Avec une ambition historique plus transversale, la Fondation Maeght de Saint-Paul-de-Vence consacre son exposition estivale à une analyse des liens qui unissent l'art au mouvement. Deux cents œuvres (des premières « chronophotographies » de Marey et Muybridge au futurisme italien jusqu'à l'art optique des années 1960) illustrent un propos clair qui nous révèle combien la recherche formelle de l'expression du rythme et du mouvement fut un facteur de renouveau décisif pour la création et les utopies plastiques de ce siècle. L'art optique est aussi largement représenté (serait-ce une reconsidération ?) dans la dernière exposition de la saison du Centre Pompidou consacrée à l'Amérique latine (1911-1968). L'art est aussi « en mouvement » avec les sculptures géantes de Botero, installées à l'air libre sur les Champs-Élysées, quand les Stabiles de Calder prenaient possession du parvis de la Défense.

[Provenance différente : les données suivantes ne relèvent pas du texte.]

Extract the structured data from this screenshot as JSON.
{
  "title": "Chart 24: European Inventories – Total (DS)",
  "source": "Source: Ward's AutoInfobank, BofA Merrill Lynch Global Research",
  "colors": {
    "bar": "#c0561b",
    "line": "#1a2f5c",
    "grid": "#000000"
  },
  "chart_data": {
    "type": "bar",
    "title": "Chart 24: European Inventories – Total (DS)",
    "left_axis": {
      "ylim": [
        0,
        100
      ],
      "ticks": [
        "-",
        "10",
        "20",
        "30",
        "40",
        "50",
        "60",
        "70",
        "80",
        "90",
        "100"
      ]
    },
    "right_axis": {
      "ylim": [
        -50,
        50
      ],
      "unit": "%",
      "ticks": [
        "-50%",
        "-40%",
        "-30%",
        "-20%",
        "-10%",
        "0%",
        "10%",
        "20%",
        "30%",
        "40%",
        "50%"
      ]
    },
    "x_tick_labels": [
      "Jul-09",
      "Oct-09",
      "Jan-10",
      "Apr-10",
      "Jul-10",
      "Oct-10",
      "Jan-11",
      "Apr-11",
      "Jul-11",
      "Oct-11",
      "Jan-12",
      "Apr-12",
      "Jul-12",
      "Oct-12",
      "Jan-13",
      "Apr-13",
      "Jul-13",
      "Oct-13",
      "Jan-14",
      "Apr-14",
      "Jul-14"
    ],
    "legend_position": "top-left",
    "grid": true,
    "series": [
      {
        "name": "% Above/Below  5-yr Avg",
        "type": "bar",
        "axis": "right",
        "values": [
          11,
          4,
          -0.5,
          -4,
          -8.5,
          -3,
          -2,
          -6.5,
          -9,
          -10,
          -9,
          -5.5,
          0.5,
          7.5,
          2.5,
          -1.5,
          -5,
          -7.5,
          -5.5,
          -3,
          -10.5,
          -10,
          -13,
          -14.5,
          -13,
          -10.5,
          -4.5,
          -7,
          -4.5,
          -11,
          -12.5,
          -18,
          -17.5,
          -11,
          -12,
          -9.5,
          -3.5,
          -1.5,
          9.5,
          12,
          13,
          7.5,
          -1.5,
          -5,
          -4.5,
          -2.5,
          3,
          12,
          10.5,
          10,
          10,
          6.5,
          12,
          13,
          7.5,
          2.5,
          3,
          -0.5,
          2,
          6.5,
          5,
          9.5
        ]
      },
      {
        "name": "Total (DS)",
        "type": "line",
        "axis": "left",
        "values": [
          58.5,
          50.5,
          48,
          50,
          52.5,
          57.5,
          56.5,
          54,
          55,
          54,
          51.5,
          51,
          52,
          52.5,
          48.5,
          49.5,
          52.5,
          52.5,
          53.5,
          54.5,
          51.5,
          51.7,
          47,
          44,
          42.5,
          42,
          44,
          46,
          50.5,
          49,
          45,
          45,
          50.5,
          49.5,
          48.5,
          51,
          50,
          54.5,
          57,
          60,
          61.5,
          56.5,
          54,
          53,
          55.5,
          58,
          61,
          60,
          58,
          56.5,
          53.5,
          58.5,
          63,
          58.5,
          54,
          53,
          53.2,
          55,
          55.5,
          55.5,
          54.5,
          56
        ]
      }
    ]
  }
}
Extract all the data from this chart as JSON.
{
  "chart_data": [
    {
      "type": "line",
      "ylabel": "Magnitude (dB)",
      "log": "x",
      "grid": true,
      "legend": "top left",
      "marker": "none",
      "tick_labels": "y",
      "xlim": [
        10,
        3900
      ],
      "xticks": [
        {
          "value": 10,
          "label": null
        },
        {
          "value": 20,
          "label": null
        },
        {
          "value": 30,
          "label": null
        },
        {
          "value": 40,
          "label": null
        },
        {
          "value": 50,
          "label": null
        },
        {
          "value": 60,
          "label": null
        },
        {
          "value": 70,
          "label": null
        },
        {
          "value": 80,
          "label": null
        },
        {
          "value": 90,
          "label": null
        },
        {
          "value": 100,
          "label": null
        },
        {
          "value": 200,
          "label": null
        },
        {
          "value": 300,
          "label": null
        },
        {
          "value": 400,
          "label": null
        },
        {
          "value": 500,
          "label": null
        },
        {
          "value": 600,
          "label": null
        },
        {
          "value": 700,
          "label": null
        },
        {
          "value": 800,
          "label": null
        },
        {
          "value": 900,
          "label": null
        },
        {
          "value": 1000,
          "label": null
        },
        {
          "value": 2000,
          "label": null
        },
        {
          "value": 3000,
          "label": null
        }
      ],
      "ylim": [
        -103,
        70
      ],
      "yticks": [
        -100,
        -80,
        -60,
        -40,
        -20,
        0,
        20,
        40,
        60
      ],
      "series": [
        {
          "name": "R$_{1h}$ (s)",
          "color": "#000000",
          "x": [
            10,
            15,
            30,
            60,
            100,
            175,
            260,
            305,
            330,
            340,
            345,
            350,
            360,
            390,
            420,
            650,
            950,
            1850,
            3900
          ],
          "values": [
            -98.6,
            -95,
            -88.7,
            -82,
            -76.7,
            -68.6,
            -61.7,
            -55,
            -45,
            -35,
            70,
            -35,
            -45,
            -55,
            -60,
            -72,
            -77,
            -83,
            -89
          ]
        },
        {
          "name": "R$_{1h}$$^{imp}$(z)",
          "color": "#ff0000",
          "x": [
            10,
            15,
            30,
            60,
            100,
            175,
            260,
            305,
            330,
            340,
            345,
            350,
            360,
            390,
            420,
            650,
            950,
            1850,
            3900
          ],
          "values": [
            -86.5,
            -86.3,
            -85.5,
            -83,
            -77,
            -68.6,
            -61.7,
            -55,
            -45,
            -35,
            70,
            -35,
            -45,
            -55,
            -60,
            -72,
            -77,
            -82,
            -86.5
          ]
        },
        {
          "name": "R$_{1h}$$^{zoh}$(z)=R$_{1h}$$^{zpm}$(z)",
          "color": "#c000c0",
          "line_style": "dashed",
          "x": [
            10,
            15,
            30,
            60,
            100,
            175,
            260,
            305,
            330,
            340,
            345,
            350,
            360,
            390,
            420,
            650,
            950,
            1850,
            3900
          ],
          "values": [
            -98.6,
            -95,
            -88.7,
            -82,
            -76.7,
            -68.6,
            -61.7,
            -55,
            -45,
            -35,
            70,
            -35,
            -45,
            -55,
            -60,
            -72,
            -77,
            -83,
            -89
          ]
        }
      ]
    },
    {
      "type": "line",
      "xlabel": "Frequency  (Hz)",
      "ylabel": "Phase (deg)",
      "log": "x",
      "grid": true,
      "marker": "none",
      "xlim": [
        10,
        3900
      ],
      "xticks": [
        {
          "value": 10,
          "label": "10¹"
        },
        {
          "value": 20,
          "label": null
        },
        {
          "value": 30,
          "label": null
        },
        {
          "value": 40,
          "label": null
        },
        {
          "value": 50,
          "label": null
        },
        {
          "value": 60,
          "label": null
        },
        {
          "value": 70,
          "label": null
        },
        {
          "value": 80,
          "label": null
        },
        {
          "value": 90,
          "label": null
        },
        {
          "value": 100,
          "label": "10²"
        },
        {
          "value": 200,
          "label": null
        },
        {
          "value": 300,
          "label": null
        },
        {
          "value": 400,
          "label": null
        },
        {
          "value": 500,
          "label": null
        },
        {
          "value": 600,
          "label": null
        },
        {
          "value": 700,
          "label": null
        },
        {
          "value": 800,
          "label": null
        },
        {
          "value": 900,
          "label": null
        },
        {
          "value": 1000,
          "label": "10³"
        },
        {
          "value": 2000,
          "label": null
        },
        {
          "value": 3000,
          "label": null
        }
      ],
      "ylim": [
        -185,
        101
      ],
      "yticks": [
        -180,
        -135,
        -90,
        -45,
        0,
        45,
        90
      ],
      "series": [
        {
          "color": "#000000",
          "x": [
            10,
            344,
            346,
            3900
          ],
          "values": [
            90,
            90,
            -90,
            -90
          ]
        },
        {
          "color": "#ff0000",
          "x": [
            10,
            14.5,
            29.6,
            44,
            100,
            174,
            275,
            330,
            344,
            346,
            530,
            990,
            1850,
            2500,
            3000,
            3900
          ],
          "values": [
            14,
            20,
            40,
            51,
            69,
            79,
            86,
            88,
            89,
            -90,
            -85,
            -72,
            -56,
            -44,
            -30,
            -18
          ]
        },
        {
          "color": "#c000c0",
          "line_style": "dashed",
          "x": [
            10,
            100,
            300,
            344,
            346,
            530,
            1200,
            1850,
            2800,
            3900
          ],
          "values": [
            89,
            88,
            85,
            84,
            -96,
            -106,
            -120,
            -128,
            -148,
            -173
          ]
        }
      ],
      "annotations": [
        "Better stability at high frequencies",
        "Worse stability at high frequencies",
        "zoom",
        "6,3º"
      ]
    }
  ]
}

Le corps dans tous ses états

S'il faut cependant retenir de cette année un thème fédérateur, c'est sans nul doute le retour en force du corps. Regard critique sur un corps social moribond, repli contemporain de l'artiste sur soi ou interrogation éternelle devant sa propre image : les expositions de 1992 nous entretiennent abondamment de notre identité. Les deux monographies phares de cette année réservent une place conséquente au corps vu par les « modernes », avec pour lieu d'élection le bordel. Le Grand Palais, pour l'exposition Toulouse-Lautrec, exploite directement cette veine. La scénographie sur fond ocre rose et dans une relative pénombre place d'emblée le visiteur dans une ambiance feutrée. On y découvre un ensemble important d'huiles et de dessins (les lithographies sont présentées aux mêmes dates à la Bibliothèque nationale), où se manifeste le goût de Lautrec pour l'instantané du croquis et son caractère inachevé. La couleur y est légère, comme pour produire des corps sans gravité d'une inconsistance morbide. Il s'affirme comme un peintre de la surface et de l'artifice, à l'image des visages fardés de ses « filles ». Georges Rouault, auquel le Centre Pompidou consacre une exposition des premières œuvres (1903-1920), est à l'opposé de cette légèreté séduisante. Utilisant avec une charge plus expressive le cerne noir pour délimiter ses figures, il est le peintre de la profondeur et de la densité. Rouault peint la noirceur des vices de la modernité. Scènes de bordel, de cirque ou de tribunaux qui rappellent, au début, l'empreinte de Daumier, les 113 œuvres réunies (gouaches, huiles, fusain, lavis mais aussi de très belles céramiques peintes) montrent comment son tourment religieux lui donne une virulence inédite.